本体には90度まで開くスタンドが内蔵され、ノートPCに近い姿勢での使用が可能です。付属の「星跃悬浮键盘」は磁石で本体と接続し、画面がキーボード上に浮かぶ形状を取ります。キーボードのキーストロークは長めで快適な打鍵感が得られ、タッチパッドの面積も広く、ノートPCに匹敵する操作性を提供します。

一方で磁力が強すぎるため、合体時に手が挟まれるリスクが指摘されています。また、キーボード単体の重量は530gで、MatePad Edge本体と合わせた総重量は約1.3kgとなり、MacBook Airよりもやや重く感じられます。

ソフトウェア体験:HarmonyOSの二面性

MatePad Edgeは単一のHarmonyOS上で、タブレットモードとPCモードという二つのインターフェースを提供します。タブレットモードは従来のMatePadと同様のタッチ中心UI、PCモードはデスクトップ風のウィンドウ管理やキーボードショートカットが利用可能です。ファイルシステムは共通で、アプリやデータはモード間でシームレスに共有されます。

この二面性は「一次開発、全端末展開」というHuaweiの戦略を体現していますが、実際の切り替えはデバイスの再起動に相当し、開いていたアプリや作業中のドキュメントはすべて閉じられます。そのため、頻繁にモードを行き来するユーザーにとっては作業の中断が大きな課題となります。

アプリエコシステムの現状

WeChatのデスクトップ版はタブレット版より完成度が高く、軽度のオフィス作業やチャットには十分に機能します。一方、BilibiliやFeishuなど一部の人気アプリはPCモード用が提供されておらず、タブレット版を拡大して使用するしかありません。また、サードパーティ製のブラウザが不足している点も指摘されています。

バッテリーとパフォーマンス

MatePad EdgeはSnapdragon X Elite搭載のSurface Proと同等のバッテリー持続時間を示し、連続使用は約5時間です。これは同クラスのMacBook Air(M3搭載)よりも2時間短いものの、軽度のオフィス作業やメディア視聴には十分です。負荷が高まるとファンが全開で回転し、音が気になる場面もあります。
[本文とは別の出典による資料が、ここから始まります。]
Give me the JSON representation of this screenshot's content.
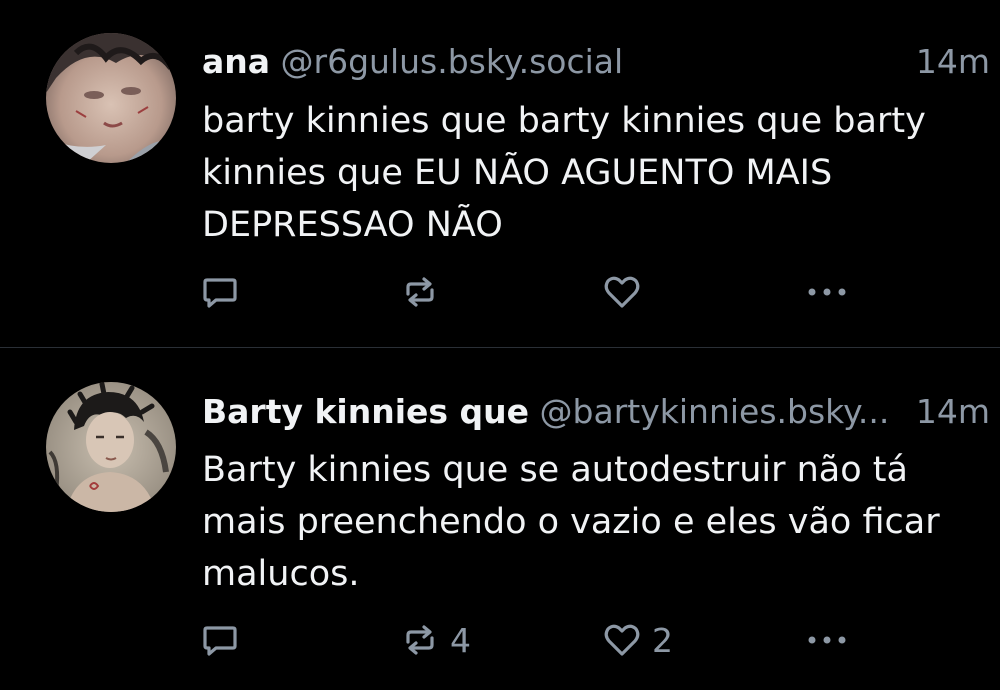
{
  "posts": [
    {
      "author": {
        "display_name": "ana",
        "handle": "@r6gulus.bsky.social"
      },
      "time": "14m",
      "text": "barty kinnies que barty kinnies que barty\nkinnies que EU NÃO AGUENTO MAIS\nDEPRESSAO NÃO",
      "counts": {
        "reposts": "",
        "likes": ""
      },
      "icons": [
        "reply-icon",
        "repost-icon",
        "heart-icon",
        "more-icon"
      ]
    },
    {
      "author": {
        "display_name": "Barty kinnies que",
        "handle": "@bartykinnies.bsky..."
      },
      "time": "14m",
      "text": "Barty kinnies que se autodestruir não tá\nmais preenchendo o vazio e eles vão ficar\nmalucos.",
      "counts": {
        "reposts": "4",
        "likes": "2"
      },
      "icons": [
        "reply-icon",
        "repost-icon",
        "heart-icon",
        "more-icon"
      ]
    }
  ],
  "colors": {
    "background": "#000000",
    "text": "#f1f3f5",
    "muted": "#8d98a5",
    "divider": "#2a2f36"
  }
}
CPU性能はMateBook Proクラスで、軽いCADや動画編集といったクリエイティブ作業も問題なくこなせます。仮想マシンでWindowsを起動した場合でも動作は可能ですが、解像度が低く、ファンが常時回転するため実用的とは言い難いです。

中国市場における位置付けと今後の展望

中国では政府主導で自社OSの普及が進められており、HuaweiはHarmonyOSを中心にエコシステムを拡大しています。MatePad Edgeはその象徴的製品であり、タブレットとPCの境界を曖昧にすることで、デバイスの多様化を促進しています。

しかし、二合一というコンセプト自体が「妥協」を伴うことが多く、ユーザーが実感できる新たな価値はまだ限定的です。特に、従来のノートPCが提供するキーボード・マウス中心の作業フローと比べ、タッチスクリーンの利便性がどれだけ生産性向上に寄与するかは、個々の使用シーンに大きく依存します。

今後は、HarmonyOS上でのアプリ最適化やモード切替時のデータ保持機能の改善が期待されます。また、AIチップの統合や中国AI企業との連携により、音声認識や画像処理といったAI機能が強化されれば、二合一デバイスとしての差別化が進むでしょう。

まとめ

Huawei MatePad Edgeは、優れたOLEDディスプレイと高品質なキーボード、そしてHarmonyOSの二面性を備えた「最も完成度の高い二合一」デバイスと言えます。一方で、モード切替時の作業中断やアプリエコシステムの未成熟さといった課題も残っています。中国市場における自社OSの普及戦略の一環としては重要な製品ですが、ユーザーが実感できる生産性向上には、さらなるソフトウェアとハードウェアの統合が必要です。

本機は、タブレットを主にエンターテインメント用途で使用しつつ、時折キーボードで文書作成や軽いデザイン作業を行うユーザーに最適です。従来のノートPCと比べて「新しい価値」を提供できるかは、今後のアップデート次第と言えるでしょう。